Cross-Border Mobility of High-Skilled Digital Talent in the Age of AI

by Yan Liu , Saloni Khurana
LinkedIn Jobs and Development

Digitalization is profoundly reshaping labor markets and transforming skills demand worldwide. As digital skills become essential across a growing range of occupations, high-skilled workers are increasingly mobile across borders. Using LinkedIn’s data, the World Bank’s Digital and AI Vertical analyzed cross-border mobility patterns of high-skilled talent.

Challenge

The rapid advancements in artificial intelligence (AI) are reshaping labor markets and raising demand for diverse digital skills related to the usage, integration, and development of AI. Digital transformation has already increased the demand for digital skills across economies, industries, and occupations.

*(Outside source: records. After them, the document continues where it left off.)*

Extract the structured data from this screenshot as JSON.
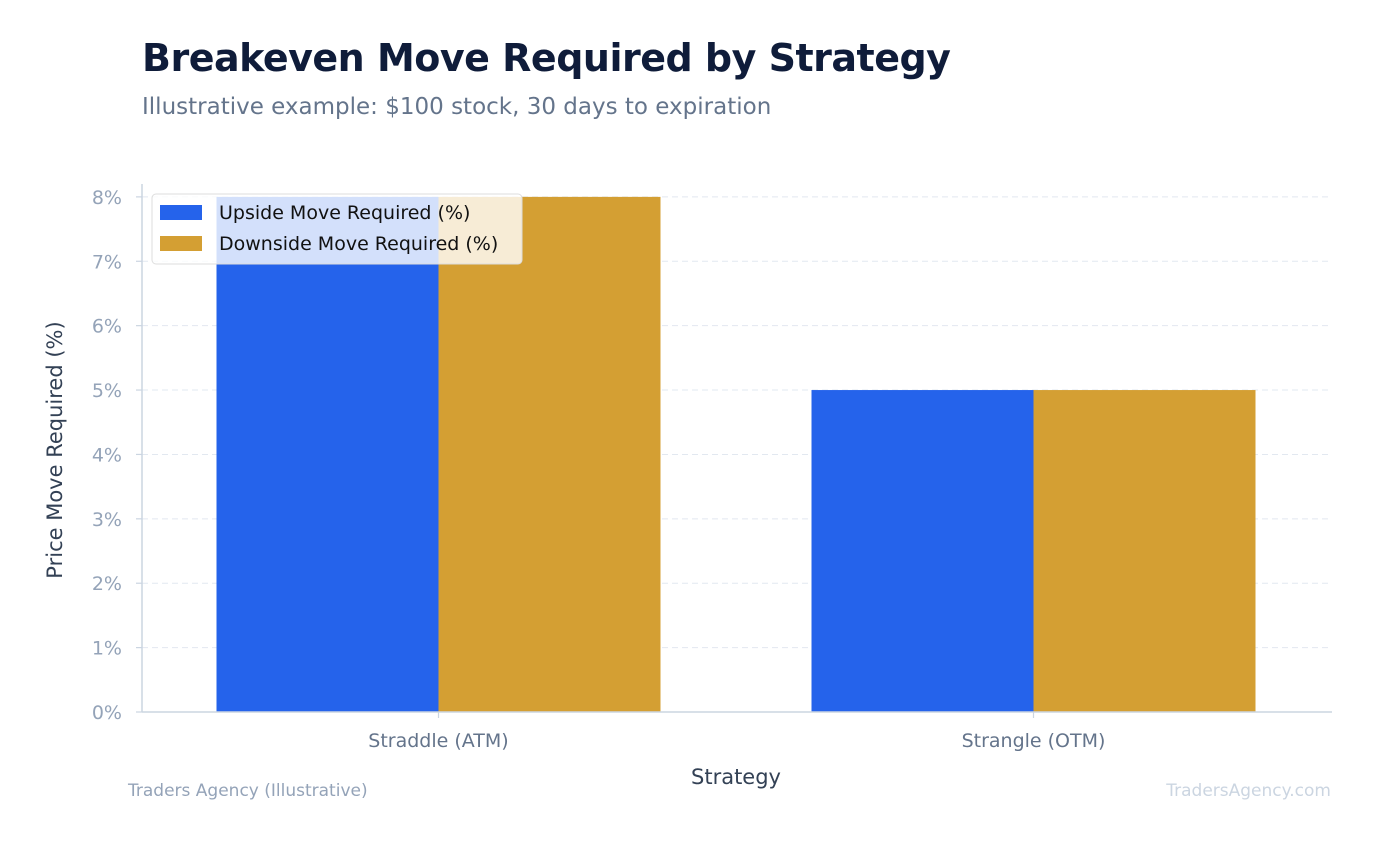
{
  "chart_data": {
    "type": "bar",
    "title": "Breakeven Move Required by Strategy",
    "subtitle": "Illustrative example: $100 stock, 30 days to expiration",
    "xlabel": "Strategy",
    "ylabel": "Price Move Required (%)",
    "categories": [
      "Straddle (ATM)",
      "Strangle (OTM)"
    ],
    "series": [
      {
        "name": "Upside Move Required (%)",
        "values": [
          8,
          5
        ],
        "color": "#2563eb"
      },
      {
        "name": "Downside Move Required (%)",
        "values": [
          8,
          5
        ],
        "color": "#d49f33"
      }
    ],
    "ylim": [
      0,
      8.2
    ],
    "yticks": [
      0,
      1,
      2,
      3,
      4,
      5,
      6,
      7,
      8
    ],
    "ytick_labels": [
      "0%",
      "1%",
      "2%",
      "3%",
      "4%",
      "5%",
      "6%",
      "7%",
      "8%"
    ],
    "grid": true,
    "legend_position": "top-left"
  },
  "footer": {
    "source": "Traders Agency (Illustrative)",
    "watermark": "TradersAgency.com"
  },
  "colors": {
    "title": "#0f1c3a",
    "subtitle": "#64748b",
    "axis": "#cbd5e1",
    "grid": "#e2e8f0",
    "watermark": "#cbd5e1",
    "source": "#94a3b8"
  }
}
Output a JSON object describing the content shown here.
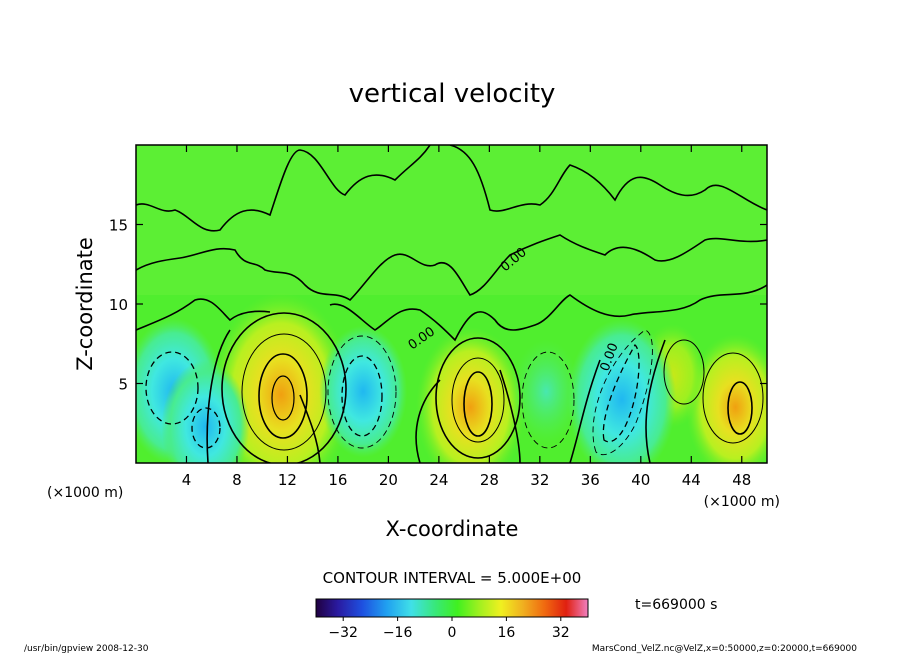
{
  "chart_data": {
    "type": "heatmap",
    "title": "vertical velocity",
    "xlabel": "X-coordinate",
    "ylabel": "Z-coordinate",
    "x_unit_left": "(×1000 m)",
    "x_unit_right": "(×1000 m)",
    "xlim": [
      0,
      50
    ],
    "ylim": [
      0,
      20
    ],
    "x_ticks": [
      4,
      8,
      12,
      16,
      20,
      24,
      28,
      32,
      36,
      40,
      44,
      48
    ],
    "y_ticks": [
      5,
      10,
      15
    ],
    "contour_interval_text": "CONTOUR INTERVAL = 5.000E+00",
    "contour_label": "0.00",
    "colorbar": {
      "range": [
        -40,
        40
      ],
      "ticks": [
        -32,
        -16,
        0,
        16,
        32
      ],
      "colors": [
        "#200040",
        "#2a1aa0",
        "#1e50e0",
        "#20a0f0",
        "#40e0e8",
        "#38e878",
        "#40f020",
        "#a0f020",
        "#f0f020",
        "#f0b020",
        "#f06a10",
        "#e02010",
        "#f080c0"
      ]
    },
    "time_label": "t=669000 s",
    "cells": [
      {
        "name": "updraft",
        "x": 11.5,
        "z": 4.3,
        "max": 20
      },
      {
        "name": "updraft",
        "x": 26.5,
        "z": 3.5,
        "max": 14
      },
      {
        "name": "updraft",
        "x": 47.5,
        "z": 3.5,
        "max": 12
      },
      {
        "name": "updraft",
        "x": 42.5,
        "z": 5.5,
        "max": 6
      },
      {
        "name": "downdraft",
        "x": 3,
        "z": 4.5,
        "min": -12
      },
      {
        "name": "downdraft",
        "x": 5.5,
        "z": 2.3,
        "min": -10
      },
      {
        "name": "downdraft",
        "x": 18,
        "z": 4.5,
        "min": -10
      },
      {
        "name": "downdraft",
        "x": 32.5,
        "z": 4.5,
        "min": -6
      },
      {
        "name": "downdraft",
        "x": 38.5,
        "z": 4.0,
        "min": -14
      }
    ]
  },
  "footer": {
    "left": "/usr/bin/gpview  2008-12-30",
    "right": "MarsCond_VelZ.nc@VelZ,x=0:50000,z=0:20000,t=669000"
  }
}
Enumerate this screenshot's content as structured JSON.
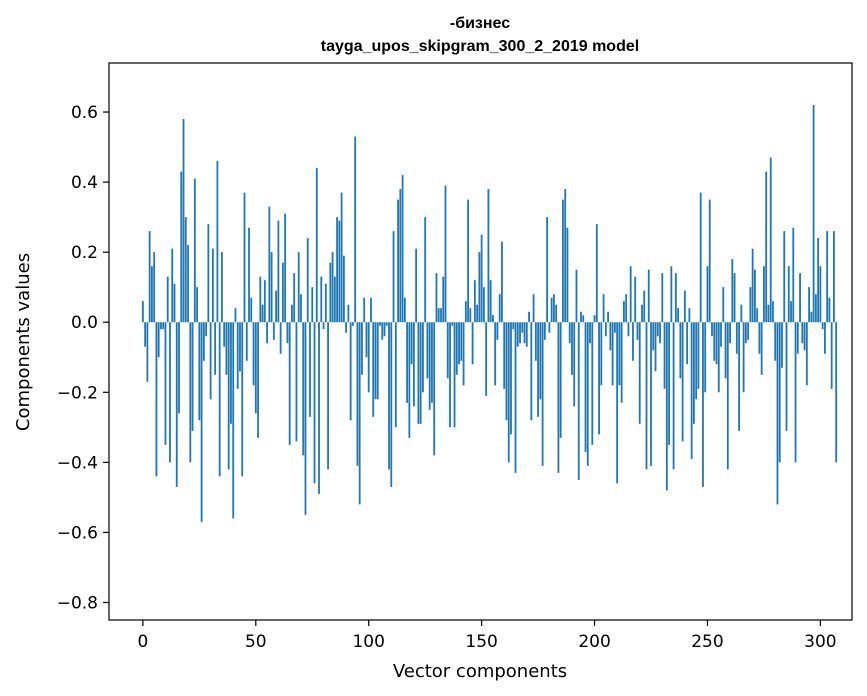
{
  "chart_data": {
    "type": "bar",
    "title_line1": "-бизнес",
    "title_line2": "tayga_upos_skipgram_300_2_2019 model",
    "xlabel": "Vector components",
    "ylabel": "Components values",
    "xlim": [
      -15,
      314
    ],
    "ylim": [
      -0.85,
      0.74
    ],
    "xticks": [
      0,
      50,
      100,
      150,
      200,
      250,
      300
    ],
    "xtick_labels": [
      "0",
      "50",
      "100",
      "150",
      "200",
      "250",
      "300"
    ],
    "yticks": [
      -0.8,
      -0.6,
      -0.4,
      -0.2,
      0.0,
      0.2,
      0.4,
      0.6
    ],
    "ytick_labels": [
      "−0.8",
      "−0.6",
      "−0.4",
      "−0.2",
      "0.0",
      "0.2",
      "0.4",
      "0.6"
    ],
    "bar_color": "#1f77b4",
    "bar_width": 0.8,
    "values": [
      0.06,
      -0.07,
      -0.17,
      0.26,
      0.16,
      0.2,
      -0.44,
      -0.1,
      -0.02,
      -0.02,
      -0.35,
      0.13,
      -0.4,
      0.21,
      0.11,
      -0.47,
      -0.26,
      0.43,
      0.58,
      0.3,
      0.22,
      -0.4,
      -0.31,
      0.41,
      0.1,
      -0.28,
      -0.57,
      -0.11,
      -0.04,
      0.28,
      -0.22,
      0.21,
      -0.15,
      0.46,
      -0.44,
      0.2,
      -0.07,
      -0.15,
      -0.42,
      -0.29,
      -0.56,
      0.04,
      -0.19,
      -0.14,
      -0.44,
      0.37,
      -0.11,
      0.27,
      0.07,
      -0.18,
      -0.26,
      -0.33,
      0.13,
      0.05,
      0.12,
      -0.06,
      0.33,
      0.2,
      -0.05,
      0.09,
      0.29,
      -0.09,
      0.17,
      0.31,
      -0.06,
      -0.35,
      0.05,
      0.14,
      -0.34,
      0.2,
      0.08,
      -0.38,
      -0.55,
      0.24,
      -0.27,
      0.1,
      -0.46,
      0.44,
      -0.49,
      0.13,
      -0.02,
      0.11,
      -0.42,
      0.17,
      0.2,
      0.13,
      0.3,
      0.29,
      0.37,
      0.19,
      -0.03,
      0.05,
      -0.28,
      -0.01,
      0.53,
      -0.41,
      -0.52,
      -0.15,
      0.07,
      -0.1,
      -0.2,
      0.07,
      -0.27,
      -0.22,
      -0.22,
      -0.01,
      -0.05,
      -0.04,
      -0.01,
      -0.42,
      -0.47,
      0.26,
      -0.3,
      0.35,
      0.38,
      0.42,
      0.07,
      -0.23,
      -0.33,
      -0.12,
      -0.24,
      0.21,
      -0.29,
      -0.29,
      -0.2,
      0.3,
      -0.16,
      -0.25,
      -0.23,
      -0.38,
      0.14,
      0.04,
      0.04,
      0.13,
      0.39,
      -0.16,
      -0.3,
      -0.01,
      -0.3,
      -0.15,
      -0.12,
      -0.11,
      -0.18,
      0.06,
      0.35,
      0.04,
      -0.12,
      0.12,
      0.05,
      0.2,
      0.25,
      0.1,
      -0.21,
      0.38,
      0.12,
      0.02,
      -0.18,
      -0.05,
      0.08,
      0.23,
      -0.19,
      -0.28,
      -0.4,
      -0.32,
      -0.02,
      -0.43,
      -0.07,
      -0.06,
      -0.03,
      -0.06,
      -0.07,
      0.03,
      -0.28,
      0.08,
      -0.11,
      -0.27,
      -0.22,
      -0.41,
      -0.05,
      0.3,
      -0.03,
      0.07,
      0.08,
      0.05,
      -0.43,
      -0.33,
      0.35,
      0.38,
      0.27,
      -0.06,
      -0.15,
      -0.24,
      0.15,
      -0.45,
      0.03,
      0.02,
      -0.37,
      -0.41,
      -0.06,
      -0.35,
      0.02,
      0.28,
      -0.32,
      -0.18,
      0.08,
      -0.04,
      0.03,
      -0.08,
      -0.18,
      -0.03,
      -0.46,
      -0.18,
      -0.23,
      0.06,
      0.08,
      -0.04,
      0.16,
      -0.11,
      0.13,
      -0.05,
      -0.29,
      0.05,
      0.09,
      -0.42,
      0.15,
      -0.41,
      -0.08,
      -0.14,
      -0.04,
      -0.06,
      0.14,
      -0.19,
      -0.48,
      -0.35,
      0.16,
      -0.42,
      0.14,
      0.04,
      -0.16,
      -0.34,
      0.09,
      -0.12,
      0.04,
      -0.39,
      -0.29,
      -0.22,
      -0.19,
      0.37,
      -0.47,
      -0.2,
      0.16,
      0.35,
      -0.04,
      -0.11,
      -0.12,
      -0.2,
      -0.07,
      0.1,
      -0.16,
      -0.42,
      -0.06,
      0.18,
      0.14,
      -0.09,
      -0.31,
      0.05,
      -0.2,
      -0.06,
      -0.05,
      0.1,
      0.21,
      0.15,
      0.04,
      -0.09,
      -0.15,
      0.16,
      0.43,
      0.05,
      0.47,
      0.06,
      -0.11,
      -0.52,
      -0.4,
      -0.13,
      0.26,
      -0.31,
      0.16,
      0.06,
      0.27,
      -0.4,
      -0.09,
      0.14,
      -0.06,
      -0.08,
      -0.18,
      0.1,
      0.03,
      0.62,
      0.08,
      0.24,
      0.16,
      -0.02,
      -0.09,
      0.26,
      0.07,
      -0.19,
      0.26,
      -0.4
    ]
  }
}
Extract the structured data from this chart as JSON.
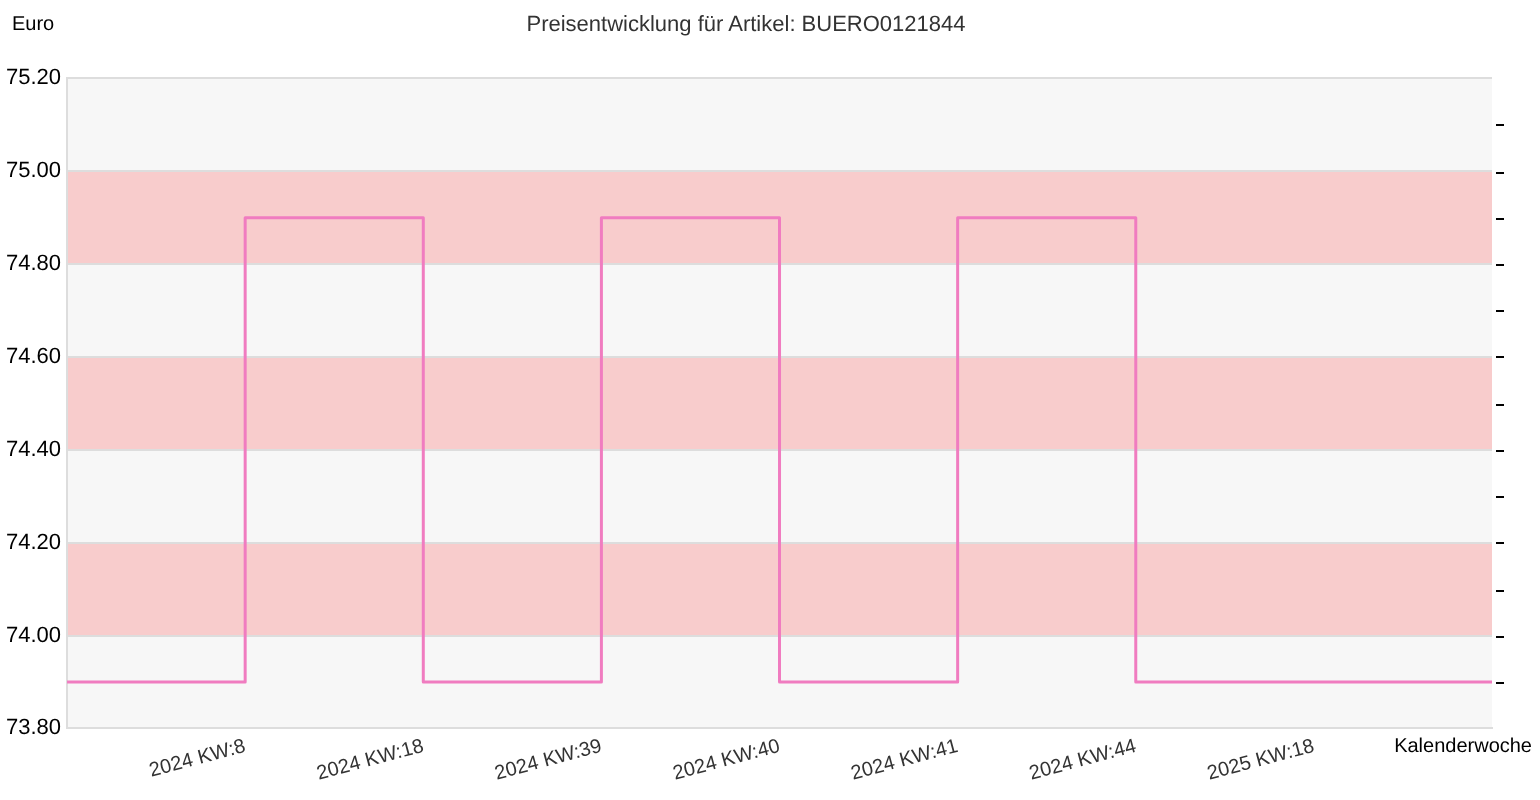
{
  "chart_data": {
    "type": "step",
    "title": "Preisentwicklung für Artikel: BUERO0121844",
    "ylabel": "Euro",
    "xlabel": "Kalenderwoche",
    "categories": [
      null,
      "2024 KW:8",
      "2024 KW:18",
      "2024 KW:39",
      "2024 KW:40",
      "2024 KW:41",
      "2024 KW:44",
      "2025 KW:18",
      null
    ],
    "series": [
      {
        "color": "#f07cc0",
        "values": [
          73.9,
          73.9,
          74.9,
          73.9,
          74.9,
          73.9,
          74.9,
          73.9,
          73.9
        ]
      }
    ],
    "ylim": [
      73.8,
      75.2
    ],
    "yticks": [
      {
        "value": 73.8,
        "label": "73.80"
      },
      {
        "value": 74.0,
        "label": "74.00"
      },
      {
        "value": 74.2,
        "label": "74.20"
      },
      {
        "value": 74.4,
        "label": "74.40"
      },
      {
        "value": 74.6,
        "label": "74.60"
      },
      {
        "value": 74.8,
        "label": "74.80"
      },
      {
        "value": 75.0,
        "label": "75.00"
      },
      {
        "value": 75.2,
        "label": "75.20"
      }
    ],
    "bands": [
      {
        "axis": "y",
        "from": 74.0,
        "to": 74.2,
        "color": "#f8cccc"
      },
      {
        "axis": "y",
        "from": 74.4,
        "to": 74.6,
        "color": "#f8cccc"
      },
      {
        "axis": "y",
        "from": 74.8,
        "to": 75.0,
        "color": "#f8cccc"
      }
    ],
    "grid": "y",
    "legend": false,
    "marker": "none",
    "line_style": "solid"
  }
}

Although surging demand for digital and AI skills has driven rapid expansion in supply, gaps remain because of rapid technological advances, specialized and evolving skills requirements, outdated curricula, competition for talent, brain drain, lack of infrastructure, and access disparities. As a result, differences in countries’ ability to develop and retain digital skills are reflected in cross-border movements of high-skilled talent.

mobility thumbnail

Solution

As part of the Digital Progress and Trends Report 2025: Strengthening AI Foundations, the World Bank’s Digital and AI Vertical leveraged LinkedIn data to analyze mobility patterns among tech workers. The analysis helps inform policymaking in developing countries about brain drain, the mobility of highly skilled professionals.

The study reveals that highly skilled digital talent enjoys global mobility and often moves across borders to pursue better job opportunities. This has benefited high-income countries while accelerating brain drain in developing countries. LinkedIn data shows that in Bangladesh, Lebanon, Nigeria, and Ukraine, talent outflows are 3–4 times higher than inflows. Argentina, Brazil, Colombia, India, Morocco, Pakistan, and South Africa follow, with outflow-to-inflow ratios between 2 and 3 (see Figure 1, panel a). In contrast, countries such as Australia, Canada, and Cyprus attract high-skilled workers at least twice the rate at which they leave. Poland, Portugal, and Switzerland also attract a substantial share of skilled professionals (see Figure 1, panel b).

mobility figure 1
Figure 1: Cross-border mobility of high-skilled talent, 2022

Impact

The findings above highlight the need for countries experiencing outflows of digital talent to cultivate and retain it. Governments can integrate digital skills into formal education curricula, collaborate with educational technology providers to expand access, align training programs with labor market demands, subsidize training for underserved populations and small and medium-sized enterprises, and implement policies to attract and retain digital talent, including streamlined visa processes. Leveraging diaspora digital talent facilitates access to skills and knowledge transfer that can drive economic growth.

For this study, LinkedIn data provided a snapshot of high-skilled talent inflow and outflow ratios, offering a partial view of cross-country mobility patterns among highly skilled workers. To more accurately assess the scale of brain drain and brain gain, these insights need to be complemented with other data sources, preferably administrative and representative datasets.